Harare Sports Club will play host to its most illustrious gathering of cricket talent for more than a decade in August, as South Africa and Australia arrive with strong squads for a month of action against a struggling Zimbabwe side.
South Africa will play a one-off Test against Zimbabwe at HSC from August 9 that will see Hashim Amla take charge of just his third Test since taking over the captaincy from the long-serving Graeme Smith, before the two teams travel down to Bulawayo for a three-match one-day international series.
Then, on August 25, Zimbabwe take on Australia in the first game of a triangular series at HSC in which the three teams will play each other twice before the top two sides contest the final on September 6.

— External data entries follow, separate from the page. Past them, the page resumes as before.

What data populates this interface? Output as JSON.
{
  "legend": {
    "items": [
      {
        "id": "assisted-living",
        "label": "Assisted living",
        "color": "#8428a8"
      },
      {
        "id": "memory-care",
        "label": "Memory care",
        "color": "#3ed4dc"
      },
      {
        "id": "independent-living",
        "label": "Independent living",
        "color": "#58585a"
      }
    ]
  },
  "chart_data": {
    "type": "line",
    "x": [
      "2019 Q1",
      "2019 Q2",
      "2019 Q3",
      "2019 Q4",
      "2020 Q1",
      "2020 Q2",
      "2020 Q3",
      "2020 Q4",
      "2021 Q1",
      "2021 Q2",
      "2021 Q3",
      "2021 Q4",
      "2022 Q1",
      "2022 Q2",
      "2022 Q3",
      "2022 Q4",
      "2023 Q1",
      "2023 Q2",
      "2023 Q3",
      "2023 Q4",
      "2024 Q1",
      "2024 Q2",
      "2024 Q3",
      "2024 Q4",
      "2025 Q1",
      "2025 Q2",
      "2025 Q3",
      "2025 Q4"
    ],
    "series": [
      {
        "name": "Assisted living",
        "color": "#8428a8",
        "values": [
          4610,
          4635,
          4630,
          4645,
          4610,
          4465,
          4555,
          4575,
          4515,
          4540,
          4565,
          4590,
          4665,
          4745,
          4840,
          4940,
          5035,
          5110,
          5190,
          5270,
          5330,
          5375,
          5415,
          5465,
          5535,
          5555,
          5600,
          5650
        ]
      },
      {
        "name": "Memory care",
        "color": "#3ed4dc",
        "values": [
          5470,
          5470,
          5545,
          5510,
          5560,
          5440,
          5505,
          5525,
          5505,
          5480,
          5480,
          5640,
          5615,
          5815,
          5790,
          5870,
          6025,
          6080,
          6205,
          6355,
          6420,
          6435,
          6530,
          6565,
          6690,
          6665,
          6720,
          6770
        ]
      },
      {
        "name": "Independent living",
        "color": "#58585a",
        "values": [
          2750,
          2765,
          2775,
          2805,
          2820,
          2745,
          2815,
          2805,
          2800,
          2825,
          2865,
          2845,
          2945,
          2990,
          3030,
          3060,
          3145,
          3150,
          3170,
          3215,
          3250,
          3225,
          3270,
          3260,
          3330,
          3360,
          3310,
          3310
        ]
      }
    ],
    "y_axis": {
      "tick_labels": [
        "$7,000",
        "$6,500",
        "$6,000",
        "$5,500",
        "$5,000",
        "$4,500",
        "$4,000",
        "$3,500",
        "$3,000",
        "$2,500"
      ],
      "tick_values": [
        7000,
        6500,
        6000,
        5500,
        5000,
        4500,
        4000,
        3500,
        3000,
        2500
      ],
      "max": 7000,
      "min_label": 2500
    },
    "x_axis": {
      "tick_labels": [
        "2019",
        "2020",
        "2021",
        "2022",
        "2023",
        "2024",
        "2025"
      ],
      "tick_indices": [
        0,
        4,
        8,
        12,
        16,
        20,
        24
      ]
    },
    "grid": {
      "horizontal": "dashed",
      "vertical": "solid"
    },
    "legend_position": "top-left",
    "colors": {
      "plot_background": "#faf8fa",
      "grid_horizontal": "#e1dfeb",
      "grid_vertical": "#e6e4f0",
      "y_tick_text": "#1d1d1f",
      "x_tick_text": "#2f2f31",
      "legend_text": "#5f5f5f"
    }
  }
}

While Zimbabwe has hosted the likes of India and Sri Lanka for tri-series in recent years, the tourists left high-profile players such as Sachin Tendulkar, Mahendra Singh Dhoni and Kumar Sangakkara at home.
However that will not be the case this time around, with Australia bringing a full-strength squad as they begin their preparations for next year’s ICC World Cup. Aggressive opening batsman David Warner is the only player to have withdrawn from the Australian squad, in order to be present for the birth of his first child.
South Africa are equally focused on maximising their World Cup preparations, with their tour of Zimbabwe forming part of a busy run-in to the tournament in February and March.
Having won an ODI series in Sri Lanka for the first time in their history last month, the Proteas are in an excellent space but will hope that legendary all-rounder Jacques Kallis can return to form in Zimbabwe.
Kallis retired from Test cricket in December and has set his sights on winning the one thing that has thus far eluded him throughout a 19-year international career: a major ICC trophy. However the 38-year-old scored just five runs in three ODIs in Sri Lanka, leading many to question whether he has lost his touch.
Not since Zimbabwe co-hosted the 2003 World Cup have so many players of such a high calibre graced the fields of Harare Sports Club.
This, however, means that the Zimbabwe team will face their toughest opposition for several years at a time when they are poorly prepared and equipped – and have suffered the embarrassment of drawing a one-day international series with Afghanistan.
The series against Afghanistan was designed to give Zimbabwe a relatively light warm-up for the more serious assignments that follow, but instead saw them sink to a new low as they lost the last two games to draw 2-2 against a team that only attained ODI status last year.
Financial mismanagement at Zimbabwe Cricket has contributed to disastrous levels of debt that have crippled the game at both domestic and international level, with the result that Zimbabwe have not played a Test match in almost a year.
“It’s a really tough task, but obviously everyone is keen to play against the top sides in the world because we want to try and prove a point,” Zimbabwe’s National Director of Coaching Andrew Waller told Harare News.
“Being underdogs, we’ve got nothing to lose and I’m hoping that will allow the guys to go out and play their natural games.
“When I watched South Africa’s games against Sri Lanka I thought that there’s no reason why we can’t cause an upset in one or two of the games, which would be nice because the guys have been practising bloody hard.”